Davis was widely criticized for many actions -- and inactions -- but rarely for his judgeship appointments. Their high quality was praised by all sides.

Years ago, a Republican governor named the Cabinet room -- just off the governor’s private “corner office” -- after the GOP icon, Reagan. A Reagan portrait hangs there.

“I was shocked,” Jerry Brown jested, asserting that with this Davis dedication, “the balance is appropriate.”

Davis started to tear up when he observed: “I can’t think of a better way to wrap it up than to honor Pat Brown.” But he paused and quickly collected himself.

Afterward, Jerry told reporters he is “looking very hard” at running for attorney general in 2006. He’s keenly interested in prison reform, he said.

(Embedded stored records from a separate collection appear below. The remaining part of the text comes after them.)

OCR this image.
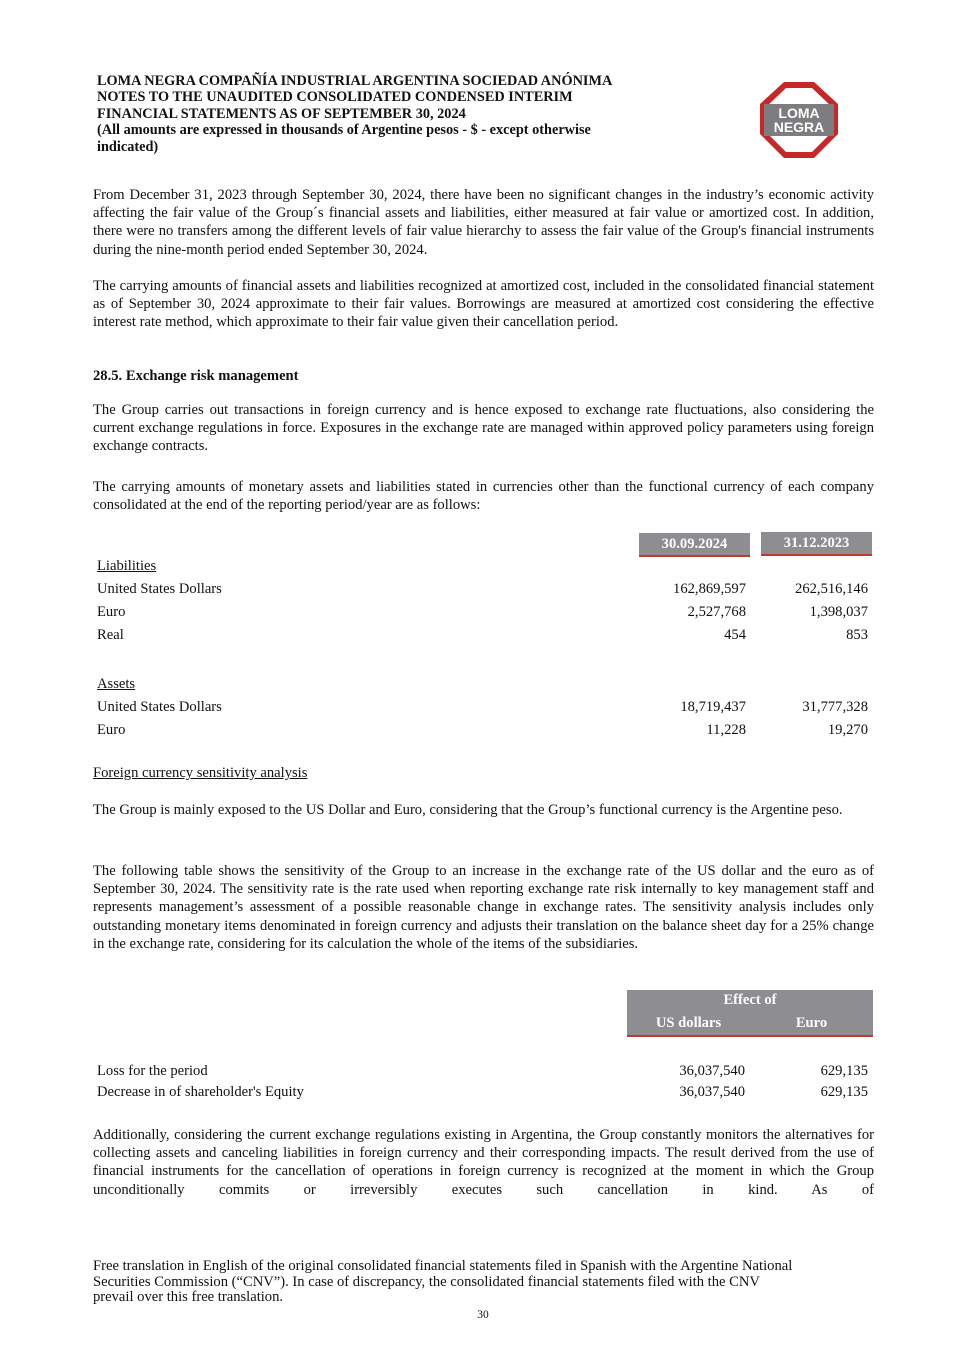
LOMA NEGRA COMPAÑÍA INDUSTRIAL ARGENTINA SOCIEDAD ANÓNIMA
NOTES TO THE UNAUDITED CONSOLIDATED CONDENSED INTERIM
FINANCIAL STATEMENTS AS OF SEPTEMBER 30, 2024
(All amounts are expressed in thousands of Argentine pesos - $ - except otherwise
indicated)
LOMA
NEGRA
From December 31, 2023 through September 30, 2024, there have been no significant changes in the industry’s economic activity affecting the fair value of the Group´s financial assets and liabilities, either measured at fair value or amortized cost. In addition, there were no transfers among the different levels of fair value hierarchy to assess the fair value of the Group's financial instruments during the nine-month period ended September 30, 2024.
The carrying amounts of financial assets and liabilities recognized at amortized cost, included in the consolidated financial statement as of September 30, 2024 approximate to their fair values. Borrowings are measured at amortized cost considering the effective interest rate method, which approximate to their fair value given their cancellation period.
28.5. Exchange risk management
The Group carries out transactions in foreign currency and is hence exposed to exchange rate fluctuations, also considering the current exchange regulations in force. Exposures in the exchange rate are managed within approved policy parameters using foreign exchange contracts.
The carrying amounts of monetary assets and liabilities stated in currencies other than the functional currency of each company consolidated at the end of the reporting period/year are as follows:
30.09.2024	31.12.2023
Liabilities
United States Dollars	162,869,597	262,516,146
Euro	2,527,768	1,398,037
Real	454	853
Assets
United States Dollars	18,719,437	31,777,328
Euro	11,228	19,270
Foreign currency sensitivity analysis
The Group is mainly exposed to the US Dollar and Euro, considering that the Group’s functional currency is the Argentine peso.
The following table shows the sensitivity of the Group to an increase in the exchange rate of the US dollar and the euro as of September 30, 2024. The sensitivity rate is the rate used when reporting exchange rate risk internally to key management staff and represents management’s assessment of a possible reasonable change in exchange rates. The sensitivity analysis includes only outstanding monetary items denominated in foreign currency and adjusts their translation on the balance sheet day for a 25% change in the exchange rate, considering for its calculation the whole of the items of the subsidiaries.
Effect of
US dollars	Euro
Loss for the period	36,037,540	629,135
Decrease in of shareholder's Equity	36,037,540	629,135
Additionally, considering the current exchange regulations existing in Argentina, the Group constantly monitors the alternatives for collecting assets and canceling liabilities in foreign currency and their corresponding impacts. The result derived from the use of financial instruments for the cancellation of operations in foreign currency is recognized at the moment in which the Group unconditionally commits or irreversibly executes such cancellation in kind. As of
Free translation in English of the original consolidated financial statements filed in Spanish with the Argentine National
Securities Commission (“CNV”). In case of discrepancy, the consolidated financial statements filed with the CNV
prevail over this free translation.
30
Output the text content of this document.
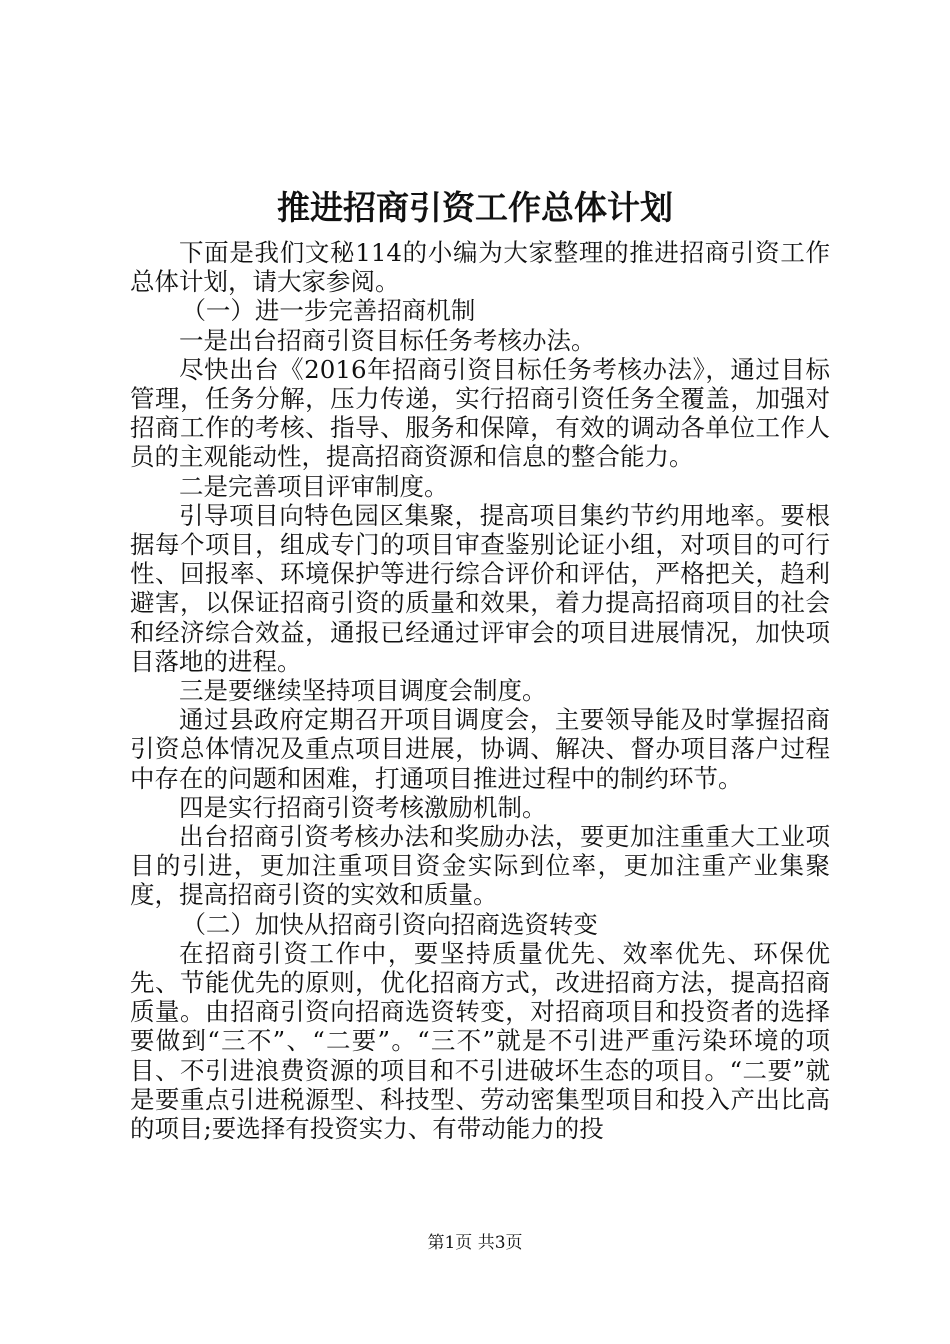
推进招商引资工作总体计划

下面是我们文秘114的小编为大家整理的推进招商引资工作总体计划，请大家参阅。

（一）进一步完善招商机制

一是出台招商引资目标任务考核办法。

尽快出台《2016年招商引资目标任务考核办法》，通过目标管理，任务分解，压力传递，实行招商引资任务全覆盖，加强对招商工作的考核、指导、服务和保障，有效的调动各单位工作人员的主观能动性，提高招商资源和信息的整合能力。

二是完善项目评审制度。

引导项目向特色园区集聚，提高项目集约节约用地率。要根据每个项目，组成专门的项目审查鉴别论证小组，对项目的可行性、回报率、环境保护等进行综合评价和评估，严格把关，趋利避害，以保证招商引资的质量和效果，着力提高招商项目的社会和经济综合效益，通报已经通过评审会的项目进展情况，加快项目落地的进程。

三是要继续坚持项目调度会制度。

通过县政府定期召开项目调度会，主要领导能及时掌握招商引资总体情况及重点项目进展，协调、解决、督办项目落户过程中存在的问题和困难，打通项目推进过程中的制约环节。

四是实行招商引资考核激励机制。

出台招商引资考核办法和奖励办法，要更加注重重大工业项目的引进，更加注重项目资金实际到位率，更加注重产业集聚度，提高招商引资的实效和质量。

（二）加快从招商引资向招商选资转变

在招商引资工作中，要坚持质量优先、效率优先、环保优先、节能优先的原则，优化招商方式，改进招商方法，提高招商质量。由招商引资向招商选资转变，对招商项目和投资者的选择要做到“三不”、“二要”。“三不”就是不引进严重污染环境的项目、不引进浪费资源的项目和不引进破坏生态的项目。“二要”就是要重点引进税源型、科技型、劳动密集型项目和投入产出比高的项目;要选择有投资实力、有带动能力的投

第1页 共3页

Also: “I’ve been in office, and I’ve been out of office. And if I were to choose, I’d rather be in office.”

Advertisement

About then, Davis motioned and invited me back into the corner office to chat. A final interview. It would be the last time he’d use the office as governor. Already, the bookshelves were empty and the desk bare.

What went wrong? I asked. I’d written my views, but wanted to hear his.

“What went wrong,” he replied, “is we had a national recession. People’s economic conditions declined, and that is always bad news for incumbents.”

If Davis is torturing himself about missteps, it’s not showing.

“There are things I did wrong that contributed to my dilemma,” he continued. “Whether those things would have made the difference in a race against Arnold Schwarzenegger, I doubt it. In a race against a mere mortal, it probably would have....

“Arnold Schwarzenegger is a celebrity who is well-liked, well-known and wealthy. And that’s a very potent combination in California politics. The last one we saw was Ronald Reagan.

“Moreover, Schwarzenegger was known as an action hero. And people want action in Sacramento.”

If Schwarzenegger hadn’t run, Davis said, “I think we had a fighting chance. I really do.”

What will he do now? “The strong probability” is that he’ll start or join a foundation to monitor the education reforms he enacted. He calls them his proudest achievement -- the higher standards and accountability.

Advertisement

“You have to keep the spotlight on K-12, on improving test scores,” he said. “If you don’t, they’ll drift back where we were. Then you just shortchanged the next generation.”

Is he done with politics, this career pol, who at his peak was considered a 2004 presidential possibility?

“I don’t know whether I’ll run for public office again. I’m not ruling it out. But I don’t have anything in mind.”

Certainly not now. The final count of voters: 44.6% to keep him, 55.4% to terminate.

He’ll be on the Capitol’s west steps for today’s swearing-in of Schwarzenegger, he said, because outgoing governors always have attended inaugurals. He’ll leave with his head high.

A lingering staffer pulled me away so Davis could leave the horseshoe once and for all.

Departing, I recalled what Jerry Brown had said an hour earlier about Schwarzenegger: “Very disciplined, very focused. I would expect something more than the ordinary.”

I glanced out at the large open patio inside the horseshoe -- a cigar smoker’s haven -- and imagined some future governor naming it: “The Arnold Schwarzenegger Courtyard.”